The standard treatment of advanced DLBCL is a combination chemotherapy called rituximab plus cyclophosphamide, doxorubicin, vincristine, and prednisone (R-CHOP): rituximab 375 mg/m2, cyclophosphamide 750 mg/m2, doxorubicin 50 mg/m2, vincristine 1.4 mg/m2 intravenous on the first day of each cycle, and prednisolone 100 mg/day per oral for 5 days of each cycle. This regimen is generally given every 3 weeks for 6 to 8 cycles.
Due to the rarity of cervical primary DLBCL, a standard treatment protocol is not established. Chemotherapy alone, a combination of chemotherapy and radiotherapy, or surgical management have all been reported [2,3,5–10]. Years ago, aggressive treatment of cervical lymphoma such as surgery with radiation therapy was regarded as a mainstay [7]. It is currently changing to a more conservative treatment [8–10]. R-CHOP has proved to be effective and also prevents micrometastasis [9].
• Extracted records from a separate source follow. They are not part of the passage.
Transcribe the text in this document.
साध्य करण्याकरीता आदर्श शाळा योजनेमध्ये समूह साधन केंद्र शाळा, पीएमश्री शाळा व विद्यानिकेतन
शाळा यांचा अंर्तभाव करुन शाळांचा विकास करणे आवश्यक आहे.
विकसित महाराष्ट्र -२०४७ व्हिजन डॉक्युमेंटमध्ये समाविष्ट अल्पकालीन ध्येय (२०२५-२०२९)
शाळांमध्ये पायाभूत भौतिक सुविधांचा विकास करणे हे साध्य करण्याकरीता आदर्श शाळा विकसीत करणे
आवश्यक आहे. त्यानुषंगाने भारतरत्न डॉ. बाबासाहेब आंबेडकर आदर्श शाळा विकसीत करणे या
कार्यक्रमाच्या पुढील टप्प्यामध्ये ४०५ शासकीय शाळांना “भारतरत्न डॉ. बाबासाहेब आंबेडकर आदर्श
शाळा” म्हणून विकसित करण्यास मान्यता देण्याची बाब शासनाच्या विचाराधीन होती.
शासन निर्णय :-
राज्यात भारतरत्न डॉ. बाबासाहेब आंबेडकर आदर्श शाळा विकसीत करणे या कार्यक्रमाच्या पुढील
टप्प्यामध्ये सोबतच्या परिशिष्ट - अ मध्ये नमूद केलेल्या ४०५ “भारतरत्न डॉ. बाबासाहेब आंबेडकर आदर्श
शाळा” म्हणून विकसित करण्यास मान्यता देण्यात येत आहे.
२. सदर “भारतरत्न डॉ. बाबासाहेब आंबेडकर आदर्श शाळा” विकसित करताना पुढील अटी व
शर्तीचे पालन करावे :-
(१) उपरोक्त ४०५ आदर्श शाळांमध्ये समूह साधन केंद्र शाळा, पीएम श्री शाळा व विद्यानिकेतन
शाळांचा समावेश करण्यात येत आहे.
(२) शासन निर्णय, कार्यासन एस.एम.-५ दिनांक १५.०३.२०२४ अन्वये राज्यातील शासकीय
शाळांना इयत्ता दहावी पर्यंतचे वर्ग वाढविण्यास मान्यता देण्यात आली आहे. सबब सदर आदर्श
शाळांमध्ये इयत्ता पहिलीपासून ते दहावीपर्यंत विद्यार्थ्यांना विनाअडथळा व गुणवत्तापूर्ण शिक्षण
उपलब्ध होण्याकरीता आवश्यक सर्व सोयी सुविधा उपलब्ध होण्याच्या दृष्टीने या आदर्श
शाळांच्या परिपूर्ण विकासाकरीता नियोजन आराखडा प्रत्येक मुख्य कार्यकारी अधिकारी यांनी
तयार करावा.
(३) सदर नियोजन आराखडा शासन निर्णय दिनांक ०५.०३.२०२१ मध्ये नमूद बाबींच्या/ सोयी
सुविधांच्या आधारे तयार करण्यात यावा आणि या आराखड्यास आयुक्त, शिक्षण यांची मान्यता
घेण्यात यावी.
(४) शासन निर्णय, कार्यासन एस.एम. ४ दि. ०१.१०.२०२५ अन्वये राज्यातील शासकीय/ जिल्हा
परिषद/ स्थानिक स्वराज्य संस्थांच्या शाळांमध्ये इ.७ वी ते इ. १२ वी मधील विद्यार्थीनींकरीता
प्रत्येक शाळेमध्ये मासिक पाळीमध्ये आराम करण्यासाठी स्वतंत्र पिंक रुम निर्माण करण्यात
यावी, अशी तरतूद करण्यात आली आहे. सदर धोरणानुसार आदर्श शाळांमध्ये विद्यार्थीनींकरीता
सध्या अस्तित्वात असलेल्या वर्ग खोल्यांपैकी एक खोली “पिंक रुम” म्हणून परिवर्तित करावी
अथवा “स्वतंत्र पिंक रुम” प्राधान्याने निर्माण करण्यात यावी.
In our case, lymphoma was disseminated just after surgery. We reviewed literatures reporting cases of primary DLBCL of the uterine cervix, treated by surgery (Table 1) [8,11–15]. In Table 1, two cases were treated by surgery alone, seven cases were treated by surgery and immunochemotherapy, and one case was treated by surgery and radiation therapy. Because of the rarity of cervical lymphoma, diagnosis is often delayed and the standard treatment protocol is not established. Multimodal workup and a multi-disciplinary approach with other specialists are required for primary DLBCL of the cervix.
Notes
No potential conflict of interest relevant to this article was reported.